Een hoogst belangrijke rol heeft Rengers ook gespeeld bij de opdracht van het stadhouderschap van Stad en Lande aan Willem Frederik na den dood van Willem II. Tot aan den dood van Hendrik Casimir I in 1640 had Groningen stadhouders uit het huis NassauDietz gehad; het overlijden van Willem II opende de Friesche linie hier een nieuwe kans. Holland trachtte dit natuurlijk tegen te gaan en scheen bijval te vinden bij de Groningsche regenten; de Oranjepartij ijverde daarentegen voor de verkiezing van den lateren Willem III. Onder deze omstandigheden kon Willem Frederik moeilijk zelf op den voorgrond treden; hij blijkt de zaak te hebben overgelaten aan Jhr. Rengers, die onmiddellijk met enkele andere aanzienlijke jonkers, Joost en Abel Lewe uit Hunsingo en Kniphuysen uit het Westerkwartier, een bijeenkomst hield en zich daarop naar Leeuwarden begaf om den stadhouder van hun steun te verzekeren. Deze was temeer met hun aanbod ingenomen, omdat hem gebleken was, dat hij van de stad Groningen weinig te verwachten had; tevergeefs had hij getracht den Groningschen burgemeester Eissinga tot zijn zijde over te halen. Met ruime hand stelde hij de middelen ter beschikking om voor hem stemming te maken: ,,ende omdat ick wel weet, dat die Eigenarfden niet konnen geleit worden als door eenige middelen, soo sal ick UEd. versekeren en innestaen om voor de Eigenarfden te betalen de somme van twintich duizent guldens, als aan mij het Stadholderschap sal opgedragen wesen van de Ommelanden" 1).

Blijkbaar werd dus voor het oogenblik niet aan de mogelijkheid gedacht ook de Stad tot hetzelfde te bewegen. Het zou echter beter gaan dan men had gedacht; den syndicus der Ommelanden Heinsius. wist men te winnen door hem voor zijn schoonzoon het rentmeesterschap van het stadhouderstractement te beloven en aldus bereikte men, blijkens een schrijven van Rengers aan Willem Frederik, dat ,,alle ende eenhellich uit het lit der Ommelanden" aandrongen op de verkiezing. De stad waagde het nu blijkbaar niet zich te verzetten en zoo werd op 19 December 1650 Willem Frederik tot Stadhouder van Stad en Lande verkozen; aan de voorstanders van den jongen Prins werd geantwoord, dat men een man noodig had en geen kind. De Staatsgezinden kregen daarentegen ten antwoord, dat men

1) 17 en 27 Nov. 1650 Hs. Gr. Archief, Reg. Feith 1650, No. 17.

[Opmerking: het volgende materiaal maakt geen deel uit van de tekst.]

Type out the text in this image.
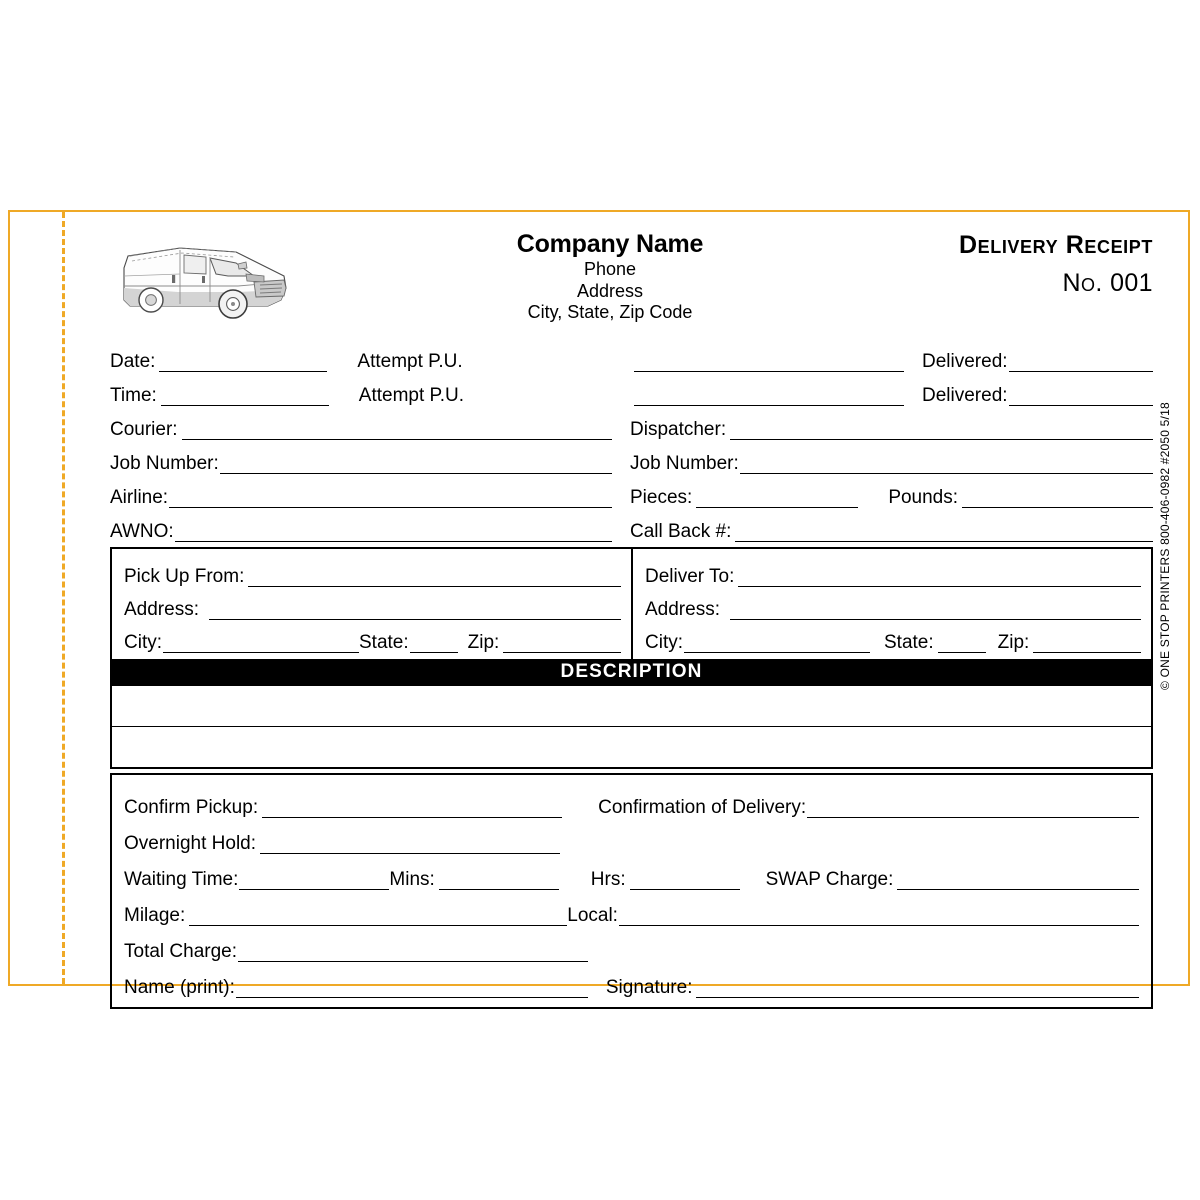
Company Name
Phone
Address
City, State, Zip Code
Delivery Receipt
No. 001
Date:	Attempt P.U.	Delivered:
Time:	Attempt P.U.	Delivered:
Courier:	Dispatcher:
Job Number:	Job Number:
Airline:	Pieces:	Pounds:
AWNO:	Call Back #:
Pick Up From:
Address:
City:	State:	Zip:
Deliver To:
Address:
City:	State:	Zip:
DESCRIPTION
Confirm Pickup:	Confirmation of Delivery:
Overnight Hold:
Waiting Time:	Mins:	Hrs:	SWAP Charge:
Milage:	Local:
Total Charge:
Name (print):	Signature:
© ONE STOP PRINTERS 800-406-0982 #2050 5/18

oordeelde het,,beter voor de Vrijheyt te sijn, dat niet één alleen over alle de Provinciën Stadthouder-Generaal was" 1).

Later, in 1660, heeft Rengers andermaal den stadhouder aan zich verplicht, toen het gold aan diens zoon de survivance in het stadhouderschap te verzekeren. Een eigenaardig bewijs hiervoor vormt een schrijven van Willem Frederik, mede onder de papieren van Rengers gevonden, van 29 Febr. 1660, waarin de stadhouder mededeelt dat,,Jhr. Oesebrand Jan Rengers ons in 't obtineeren van het Stadhouderschappe van Stadt en Lande singuliere groote vriendschappe bewezen heeft, alsmede voor onsen soon Henrick Casimir de survivance heeft helpen obtineeren. Waarvoor wij ons soodanich verobligeert houden, dat wij sulcke weldaet noyt vergeten sullen. Beloovende diensvolgens als een Prince, dat wij voorts in saecken de Omlander Regeeringe aengaende, altoos synen goeden raad en advysen sullen gebruyken, met Sijn Weled. in sinceere vriendschappe leven en een vertrouwlicke correspondentie met malcander onderhouden tot dienst van het land en het gemeenebest. Voorts omme te betoonen onse reële dankbaarheyt en erkentlickheit, so beloven wy voor Sijn Weled. Kinderen by alle occasiën soodanige goede sorge te draegen, als het eenigszins van ons sou connen worden vereischt. Daerenboven soo beloven wy Sijn Weled. Soon te recompenseeren met de eerste compagnie te peerde, daerover wy hebben te beschikken in Stad en Lande" ").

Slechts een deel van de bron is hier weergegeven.